El importierte Brennstoff aus den Vereinigten Staaten für kubanische KMUs wird bereits in Havanna verkauft und verteilt, wie es zu erwarten war, trotz der Überraschung vieler Internetnutzer, in den Servicestellen von CUPET.
Ein in den sozialen Medien verbreitetes Video zeigt den Moment, in dem ein Lastwagen einen Benzinisotank im Servicentro von CUPET in Los Pinos, Mulgoba, Boyeros, vor dem Parkdenkmal Los Vegueros entlädt.
Die Bilder, die von dem Benutzer Alexander Jorge Maracha auf Facebook geteilt wurden, haben bei Kubanern innerhalb und außerhalb der Insel zahlreiche Reaktionen ausgelöst. „Und wie habt ihr euch das vorgestellt? Die Tankstellen gehören dem Staat“, kommentierte ein Nutzer angesichts des allgemeinen Skeptizismus.

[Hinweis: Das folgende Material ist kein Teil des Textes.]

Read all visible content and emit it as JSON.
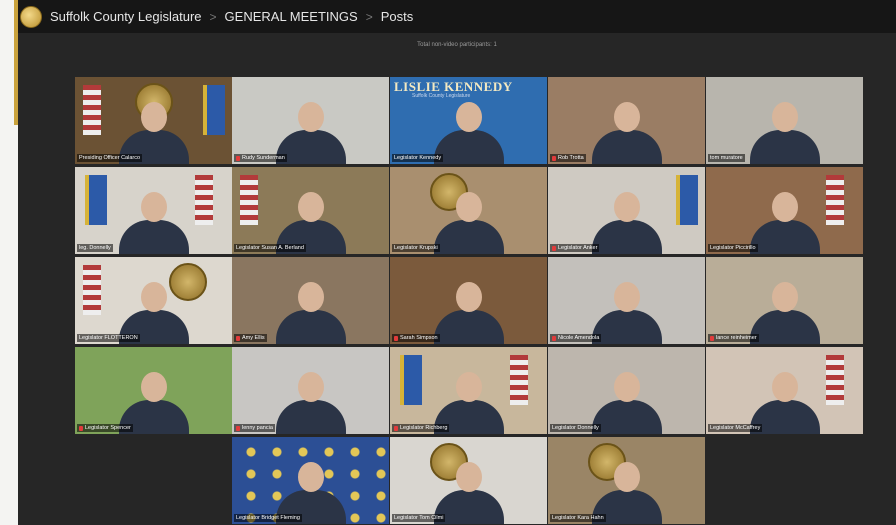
{
  "header": {
    "breadcrumb": [
      "Suffolk County Legislature",
      "GENERAL MEETINGS",
      "Posts"
    ],
    "separator": ">"
  },
  "meeting": {
    "participants_text": "Total non-video participants: 1",
    "banner_name": "LISLIE KENNEDY",
    "banner_subtitle": "Suffolk County Legislature",
    "tiles": [
      {
        "label": "Presiding Officer Calarco",
        "muted": false,
        "bg": "#6b5234"
      },
      {
        "label": "Rudy Sunderman",
        "muted": true,
        "bg": "#c9c9c4"
      },
      {
        "label": "Legislator Kennedy",
        "muted": false,
        "bg": "#2f6db0"
      },
      {
        "label": "Rob Trotta",
        "muted": true,
        "bg": "#9a7d64"
      },
      {
        "label": "tom muratore",
        "muted": false,
        "bg": "#b8b5ad"
      },
      {
        "label": "leg. Donnelly",
        "muted": false,
        "bg": "#d7d3cb"
      },
      {
        "label": "Legislator Susan A. Berland",
        "muted": false,
        "bg": "#8c7a58"
      },
      {
        "label": "Legislator Krupski",
        "muted": false,
        "bg": "#a98f6f"
      },
      {
        "label": "Legislator Anker",
        "muted": true,
        "bg": "#cfcac2"
      },
      {
        "label": "Legislator Piccirillo",
        "muted": false,
        "bg": "#8f6a4c"
      },
      {
        "label": "Legislator FLOTTERON",
        "muted": false,
        "bg": "#ddd8cf"
      },
      {
        "label": "Amy Ellis",
        "muted": true,
        "bg": "#8a7660"
      },
      {
        "label": "Sarah Simpson",
        "muted": true,
        "bg": "#7b5a3c"
      },
      {
        "label": "Nicole Amendola",
        "muted": true,
        "bg": "#c3c0bb"
      },
      {
        "label": "lance reinheimer",
        "muted": true,
        "bg": "#b9ad98"
      },
      {
        "label": "Legislator Spencer",
        "muted": true,
        "bg": "#7fa35a"
      },
      {
        "label": "lenny pancia",
        "muted": true,
        "bg": "#c8c6c3"
      },
      {
        "label": "Legislator Richberg",
        "muted": true,
        "bg": "#c8b79c"
      },
      {
        "label": "Legislator Donnelly",
        "muted": false,
        "bg": "#bdb6ad"
      },
      {
        "label": "Legislator McCaffrey",
        "muted": false,
        "bg": "#d2c4b6"
      },
      {
        "label": "Legislator Bridget Fleming",
        "muted": false,
        "bg": "#2c4f95"
      },
      {
        "label": "Legislator Tom Cilmi",
        "muted": false,
        "bg": "#d9d6d0"
      },
      {
        "label": "Legislator Kara Hahn",
        "muted": false,
        "bg": "#9a8566"
      }
    ]
  }
}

Die Szene spiegelt einen bedeutenden Wandel im traditionellen Schema der Treibstoffversorgung wider, das historisch gesehen absolut vom Staat kontrolliert wurde.
CiberCuba berichtete vor kurzem, wie der private Import von Kraftstoffen auf der Insel funktioniert. Es ist bekannt, dass mindestens zwei KMUs den Prozess erfolgreich abgeschlossen haben und seit Ende Februar 2026 ihre Flotten an CIMEX-Tankstellen mit im Ausland erworbenem Kraftstoff, hauptsächlich aus den Vereinigten Staaten, versorgen.

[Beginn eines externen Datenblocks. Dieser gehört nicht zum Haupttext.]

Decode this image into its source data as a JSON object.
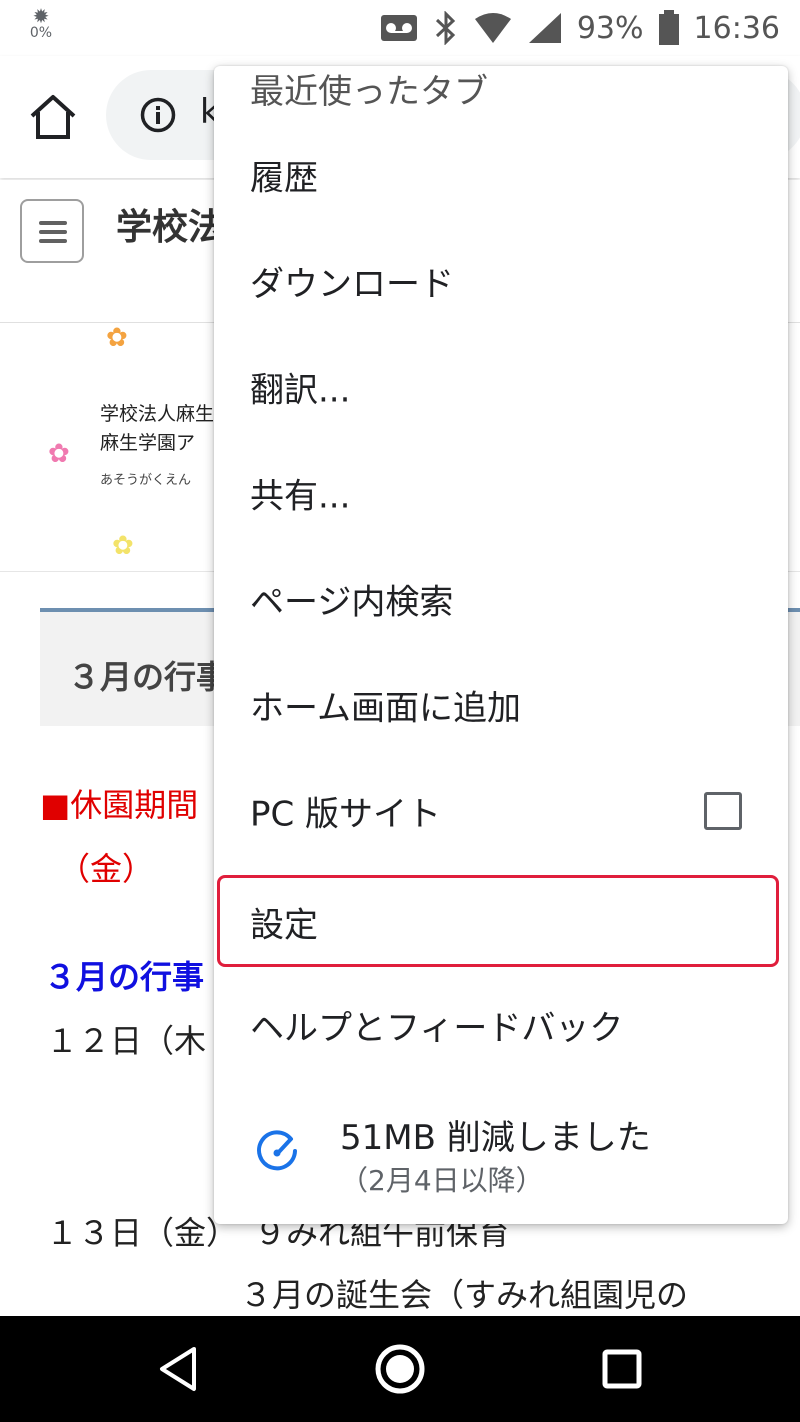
{
  "status_bar": {
    "brightness_icon": "gear-icon",
    "brightness_pct": "0%",
    "icons": [
      "voicemail-icon",
      "bluetooth-icon",
      "wifi-icon",
      "cell-signal-icon"
    ],
    "battery_pct": "93%",
    "time": "16:36"
  },
  "toolbar": {
    "home_icon": "home-icon",
    "info_icon": "info-icon",
    "url_text": "k"
  },
  "page": {
    "site_title": "学校法",
    "banner_line1": "学校法人麻生",
    "banner_line2": "麻生学園ア",
    "banner_kana": "あそうがくえん",
    "month_box_title": "３月の行事",
    "closure_line": "■休園期間",
    "closure_line2": "（金）",
    "events_heading": "３月の行事",
    "event_12": "１２日（木",
    "event_13": "１３日（金）　９みれ組午前保育",
    "birthday_line": "３月の誕生会（すみれ組園児の"
  },
  "menu": {
    "items": [
      {
        "label": "最近使ったタブ"
      },
      {
        "label": "履歴"
      },
      {
        "label": "ダウンロード"
      },
      {
        "label": "翻訳..."
      },
      {
        "label": "共有..."
      },
      {
        "label": "ページ内検索"
      },
      {
        "label": "ホーム画面に追加"
      },
      {
        "label": "PC 版サイト"
      },
      {
        "label": "設定"
      },
      {
        "label": "ヘルプとフィードバック"
      }
    ],
    "desktop_site_checked": false,
    "highlighted_item": "設定",
    "savings_main": "51MB 削減しました",
    "savings_sub": "（2月4日以降）"
  },
  "colors": {
    "highlight_border": "#e01e3c",
    "savings_icon": "#1a73e8",
    "red_text": "#e00000",
    "blue_text": "#1010e0"
  },
  "navbar": {
    "buttons": [
      "back-icon",
      "home-circle-icon",
      "recents-icon"
    ]
  }
}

Para die Speicherung und den Verbrauch des Kraftstoffs haben die KMU zwei Optionen. Die erste besteht darin, eine von der Regierung zugewiesene CIMEX-Tankstelle zu nutzen, an der CUPET den Kraftstoff lagert, damit das private Unternehmen seine Flotte versorgen kann.
Die zweite Option ist deutlich teurer und wenig rentabel. Sie besteht darin, einen eigenen Lagerstandort zu schaffen, erfordert jedoch ein von CUPET zertifiziertes Projekt, die Genehmigung der Planificación Física und die Zertifizierung der Feuerwehr, mit einer Frist von vier bis acht Monaten, um betriebsbereit zu sein, ohne die Zeit einzurechnen, die durch bürokratische Abläufe im Land entstehen kann.
Dieses Phänomen markiert das Ende des staatlichen Monopols auf die Treibstoffimporte, das über Jahrzehnte galt. Dennoch bleibt der Prozess von Unsicherheit umgeben.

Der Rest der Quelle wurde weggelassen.